NOMIS, Lorenzo
NOMIS, Lorenzo. – Nacque a Torino il 24 novembre 1590 da Cesare, presidente della Camera dei conti e decurione, e da Margherita, figlia di Pietro Liatto, signore di Castelletto Cervo.
Apparteneva a una famiglia di magistrati, di origine mercantile, che nel corso della seconda metà del Cinquecento aveva compiuto un processo di nobilitazione, testimoniato dall’acquisto di una serie di feudi.
Dottore collegiato di leggi, operò per un breve periodo presso l’Università di Parma. Dal 1616-17 alla morte fu lettore di diritto all’Università di Torino, incarico che svolse con numerose interruzioni, nel corso degli anni, per partecipare a diverse missioni diplomatiche. Il 1° agosto 1622 sposò Domenica Maria di Giacomo Muratore, che gli portò in dote la maggior parte del feudo di Valfenera, nell’Astigiano, antica pertinenza del marchesato di Saluzzo.
In virtù dei servigi resi da Nomis alla dinastia sabauda, con rescritto del 14 novembre 1625, il feudo fu liberato dal pagamento della ‘cavalcata’, la tassa che sostituiva il servizio personale al duca di Savoia. Grazie anche all’acquisizione, per eredità materna, del feudo di Castelletto vercellese (13 marzo 1620), Nomis si trovò così a disporre di proprietà fondiarie di discreta consistenza.
Tra la fine degli anni Venti e l’inizio degli anni Trenta del Seicento, nel passaggio del ducato da Carlo Emanuele I a Vittorio Amedeo I, Nomis era già un personaggio di rilievo dell’élite politico-amministrativa torinese. Membro del consiglio comunale di Torino, partecipò alla gestione della città nella difficile congiuntura della pestilenza del 1630. Nominato senatore ordinario soprannumerario del Senato del Piemonte nel dicembre 1631, il 17 dicembre 1637 fu chiamato a recitare l’orazione funebre di Vittorio Amedeo I, riconoscimento del suo profilo culturale e allo stesso tempo di una autorevolezza politica costruitasi nel servizio alla dinastia regnante.
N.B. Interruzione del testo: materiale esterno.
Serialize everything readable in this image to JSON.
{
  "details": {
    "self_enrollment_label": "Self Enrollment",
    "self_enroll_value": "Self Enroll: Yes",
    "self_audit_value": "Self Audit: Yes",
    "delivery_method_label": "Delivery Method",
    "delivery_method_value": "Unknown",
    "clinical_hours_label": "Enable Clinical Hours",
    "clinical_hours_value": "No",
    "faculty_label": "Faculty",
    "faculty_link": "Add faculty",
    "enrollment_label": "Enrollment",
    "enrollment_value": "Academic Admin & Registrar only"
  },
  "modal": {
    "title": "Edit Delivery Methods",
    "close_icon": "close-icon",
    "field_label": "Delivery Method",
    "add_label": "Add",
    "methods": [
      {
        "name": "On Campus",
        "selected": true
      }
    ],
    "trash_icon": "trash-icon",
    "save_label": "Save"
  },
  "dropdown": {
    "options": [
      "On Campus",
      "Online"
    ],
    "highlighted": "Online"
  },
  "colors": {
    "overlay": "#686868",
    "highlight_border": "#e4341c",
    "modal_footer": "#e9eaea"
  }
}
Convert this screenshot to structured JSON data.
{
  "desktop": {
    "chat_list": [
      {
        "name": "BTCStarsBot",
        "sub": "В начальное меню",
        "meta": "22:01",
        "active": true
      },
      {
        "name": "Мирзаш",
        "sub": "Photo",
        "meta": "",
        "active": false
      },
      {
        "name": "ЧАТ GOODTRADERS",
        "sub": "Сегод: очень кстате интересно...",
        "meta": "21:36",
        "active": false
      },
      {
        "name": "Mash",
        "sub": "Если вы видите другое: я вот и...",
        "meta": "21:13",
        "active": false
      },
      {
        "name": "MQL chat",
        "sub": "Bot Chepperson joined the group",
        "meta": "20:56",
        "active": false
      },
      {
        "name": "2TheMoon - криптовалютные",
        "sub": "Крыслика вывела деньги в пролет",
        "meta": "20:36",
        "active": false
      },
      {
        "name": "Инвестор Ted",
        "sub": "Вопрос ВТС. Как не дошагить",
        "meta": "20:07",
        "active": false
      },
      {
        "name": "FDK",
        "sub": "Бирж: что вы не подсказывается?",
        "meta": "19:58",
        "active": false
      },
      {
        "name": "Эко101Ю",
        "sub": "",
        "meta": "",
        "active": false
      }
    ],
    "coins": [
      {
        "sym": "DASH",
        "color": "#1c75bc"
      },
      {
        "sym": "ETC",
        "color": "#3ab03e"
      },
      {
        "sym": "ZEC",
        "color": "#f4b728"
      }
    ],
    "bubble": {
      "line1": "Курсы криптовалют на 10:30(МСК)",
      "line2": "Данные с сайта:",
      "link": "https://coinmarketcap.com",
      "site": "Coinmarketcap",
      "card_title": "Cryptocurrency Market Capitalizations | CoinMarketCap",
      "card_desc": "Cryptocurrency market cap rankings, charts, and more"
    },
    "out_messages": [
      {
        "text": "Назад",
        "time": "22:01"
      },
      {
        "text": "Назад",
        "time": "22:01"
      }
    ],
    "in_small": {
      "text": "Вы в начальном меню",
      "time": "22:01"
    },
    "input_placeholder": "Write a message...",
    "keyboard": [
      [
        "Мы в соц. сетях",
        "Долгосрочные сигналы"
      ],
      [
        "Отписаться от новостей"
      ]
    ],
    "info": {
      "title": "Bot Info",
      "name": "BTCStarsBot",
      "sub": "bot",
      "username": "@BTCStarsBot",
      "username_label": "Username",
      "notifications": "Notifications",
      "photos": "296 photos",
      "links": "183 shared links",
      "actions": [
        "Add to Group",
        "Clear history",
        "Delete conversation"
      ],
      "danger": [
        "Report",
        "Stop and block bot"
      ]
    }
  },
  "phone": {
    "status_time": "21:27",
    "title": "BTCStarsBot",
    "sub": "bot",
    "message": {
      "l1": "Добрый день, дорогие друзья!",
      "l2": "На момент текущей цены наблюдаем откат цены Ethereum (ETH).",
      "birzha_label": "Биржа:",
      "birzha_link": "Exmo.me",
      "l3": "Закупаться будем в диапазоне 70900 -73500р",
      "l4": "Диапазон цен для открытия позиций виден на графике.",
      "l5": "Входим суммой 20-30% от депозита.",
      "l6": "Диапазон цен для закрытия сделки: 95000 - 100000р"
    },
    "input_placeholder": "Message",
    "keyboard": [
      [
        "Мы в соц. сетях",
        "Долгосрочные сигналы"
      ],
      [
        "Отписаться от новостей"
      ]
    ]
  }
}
L’Oratio... in funere Victori Amaedei Sabaudiae Ducis (Torino 1638) si presentava come una complessiva glorificazione della dinastia sabauda, che prendeva le mosse da Emanuele Filiberto per approdare a Vittorio Amedeo I, di cui venivano esaltate, con l’enfasi tipica della retorica seicentesca ma senza particolare originalità, le virtù personali e il ruolo nella respublica christiana. Non mancava l’espressione di una completa fiducia nella duchessa vedova, Cristina di Francia, e nelle future sorti dei Savoia.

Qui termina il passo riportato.